Movie Review: Sunset Boulevard (1950)

Sunset Boulevard

Note: This is #24 in my 52 Classic Movies in 52 Weeks challenge for 2009.

Oh, man. Talk about bringing the crazy. Sunset Boulevard really surprised me by being an absurdly black comedy with a performance by Gloria Swanson that by all rights should be so completely over the top that it circles back up behind you But it’s fantastically bizare and crazy and cringe-inducing and awesome.

The movie follows Joe Gillis (played by William Holden), a struggling screenwriter looking for any straw to grasp at to keep from returning home in disgrace. While speeding down Sunset Boulevard and evading repo men intent on taking his car, Gillis happens upon the decrepid estate of faded silent film starlet Norma Desmond (Swanson) and her totally creepy butler. After spraying crazy all over the place and chewing up every bit of scenery in sight, Desmond decides that she likes this particular fly that has stumbled into her lair and conscripts him to rewrite a sprawling screenplay that she believes will be her vehicle for a Hollywood comeback. Gillis acquiesces, seeing this as the least of the bad options available to him at the moment, but before long he complicity settles into the role of Desmond’s boy toy.

Gloria Swanson’s portrayal of Norma Desmond absolutely dominates this movie, though. Desmond is intense, larger than life, and grandiose in her opinions of how great she was, is, and will be. This isn’t just your garden variety celebrity’s exaggerated opinion of self worth –Desmond is F’ING CRAZY, and Swanson plays this megalomania with a really strange, fantastical, incredibly florid style that gives the character a weird gravitational pull in every scene she’s in. Your eyes just can’t escape her.
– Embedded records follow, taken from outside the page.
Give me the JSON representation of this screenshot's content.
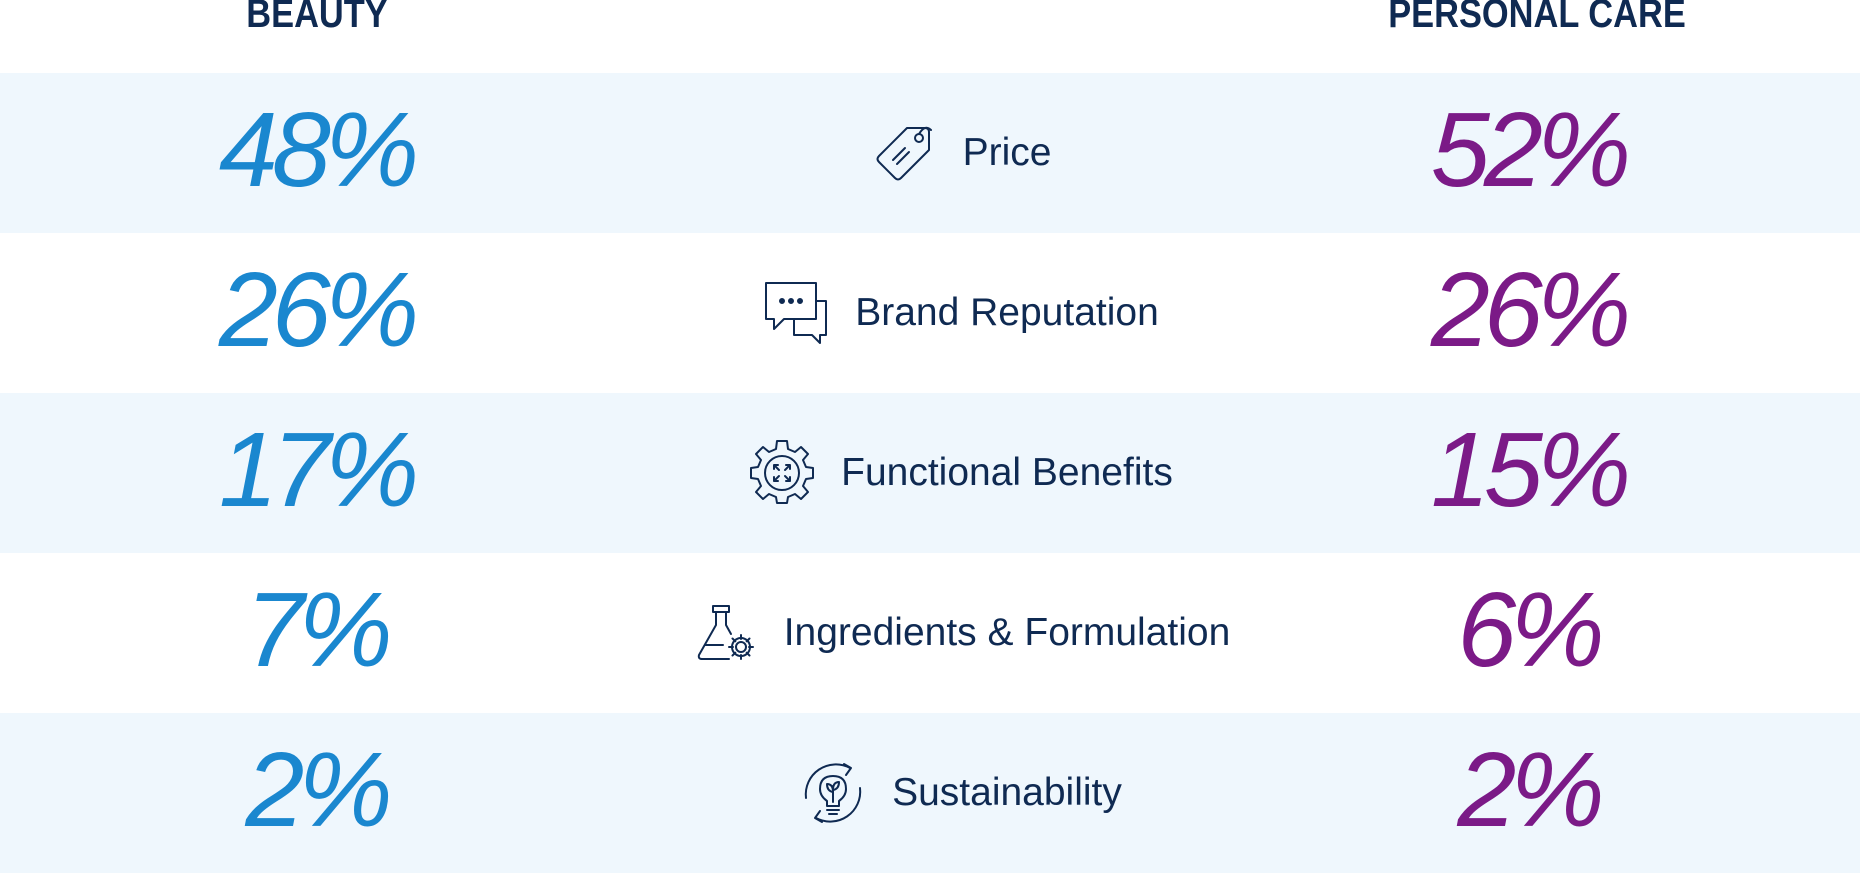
{
  "headers": {
    "beauty": "BEAUTY",
    "personal_care": "PERSONAL CARE"
  },
  "colors": {
    "beauty": "#1a87cf",
    "personal_care": "#7b1a87",
    "label": "#0f2a52",
    "row_shade": "#eff7fd"
  },
  "rows": [
    {
      "factor": "Price",
      "icon": "price-tag-icon",
      "beauty": "48%",
      "personal_care": "52%"
    },
    {
      "factor": "Brand Reputation",
      "icon": "chat-bubbles-icon",
      "beauty": "26%",
      "personal_care": "26%"
    },
    {
      "factor": "Functional Benefits",
      "icon": "gear-arrows-icon",
      "beauty": "17%",
      "personal_care": "15%"
    },
    {
      "factor": "Ingredients & Formulation",
      "icon": "flask-gear-icon",
      "beauty": "7%",
      "personal_care": "6%"
    },
    {
      "factor": "Sustainability",
      "icon": "lightbulb-leaf-cycle-icon",
      "beauty": "2%",
      "personal_care": "2%"
    }
  ],
  "chart_data": {
    "type": "table",
    "columns": [
      "BEAUTY",
      "",
      "PERSONAL CARE"
    ],
    "categories": [
      "Price",
      "Brand Reputation",
      "Functional Benefits",
      "Ingredients & Formulation",
      "Sustainability"
    ],
    "series": [
      {
        "name": "BEAUTY",
        "values": [
          48,
          26,
          17,
          7,
          2
        ]
      },
      {
        "name": "PERSONAL CARE",
        "values": [
          52,
          26,
          15,
          6,
          2
        ]
      }
    ]
  }
}
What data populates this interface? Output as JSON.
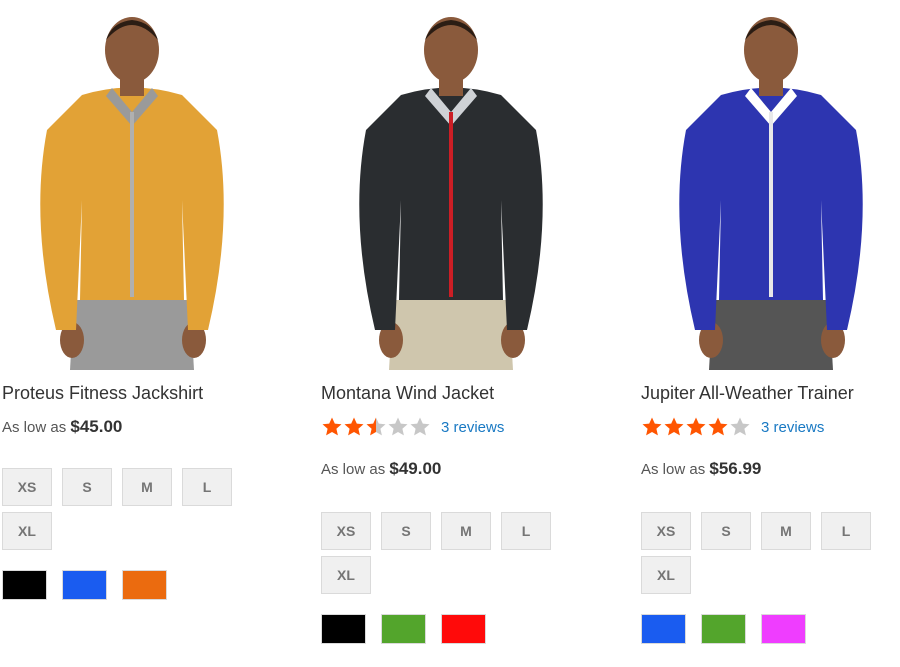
{
  "products": [
    {
      "name": "Proteus Fitness Jackshirt",
      "price_label": "As low as",
      "price": "$45.00",
      "rating": null,
      "reviews": null,
      "sizes": [
        "XS",
        "S",
        "M",
        "L",
        "XL"
      ],
      "swatches": [
        "#000000",
        "#1a5cf0",
        "#eb6b0f"
      ],
      "image": {
        "garment": "#e2a236",
        "collar": "#9a9a9a",
        "zip": "#b0b0b0",
        "pants": "#9a9a9a"
      }
    },
    {
      "name": "Montana Wind Jacket",
      "price_label": "As low as",
      "price": "$49.00",
      "rating": 2.5,
      "reviews": "3 reviews",
      "sizes": [
        "XS",
        "S",
        "M",
        "L",
        "XL"
      ],
      "swatches": [
        "#000000",
        "#53a52c",
        "#ff0a0a"
      ],
      "image": {
        "garment": "#2a2d30",
        "collar": "#cfd2d6",
        "zip": "#cc1e25",
        "pants": "#cfc6ad"
      }
    },
    {
      "name": "Jupiter All-Weather Trainer",
      "price_label": "As low as",
      "price": "$56.99",
      "rating": 4,
      "reviews": "3 reviews",
      "sizes": [
        "XS",
        "S",
        "M",
        "L",
        "XL"
      ],
      "swatches": [
        "#1a5cf0",
        "#53a52c",
        "#ef3dff"
      ],
      "image": {
        "garment": "#2d35b0",
        "collar": "#ffffff",
        "zip": "#e8e8e8",
        "pants": "#555555"
      }
    }
  ],
  "colors": {
    "star_on": "#ff5501",
    "star_off": "#c7c7c7",
    "link": "#1979c3"
  }
}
If nothing else, she’s memorable in the role, and it’s the kind of spectacle you probably won’t regret seeing.

It’s also notable that Sunset Strip is apparently one of the first movies to really take Hollywood to task over the injustices it can do stars who have outlived their usefulness. While Desmond is obviously the author of much of her own misfortune, he film isn’t very kind to the Hollywood machine of the time, which one can only assume exists today, possibly in a more monstrous form. This is in fairly strong contrast to other movies about movies (not to mention public relations efforts coming out of Hollywood) that portray actors’ lives as nothing but idyllic and glamorous.

At any rate, I really liked this movie. It’s just so crazy and weird and darkly funny that it feels pretty far ahead of its time. Trailer below.

Memorable quotes:

Joe Gillis: You’re Norma Desmond. You used to be in silent pictures. You used to be big.
Norma Desmond: I am big. It’s the pictures that got small.

Norma Desmond: All right, Mr. DeMille, I’m ready for my close-up.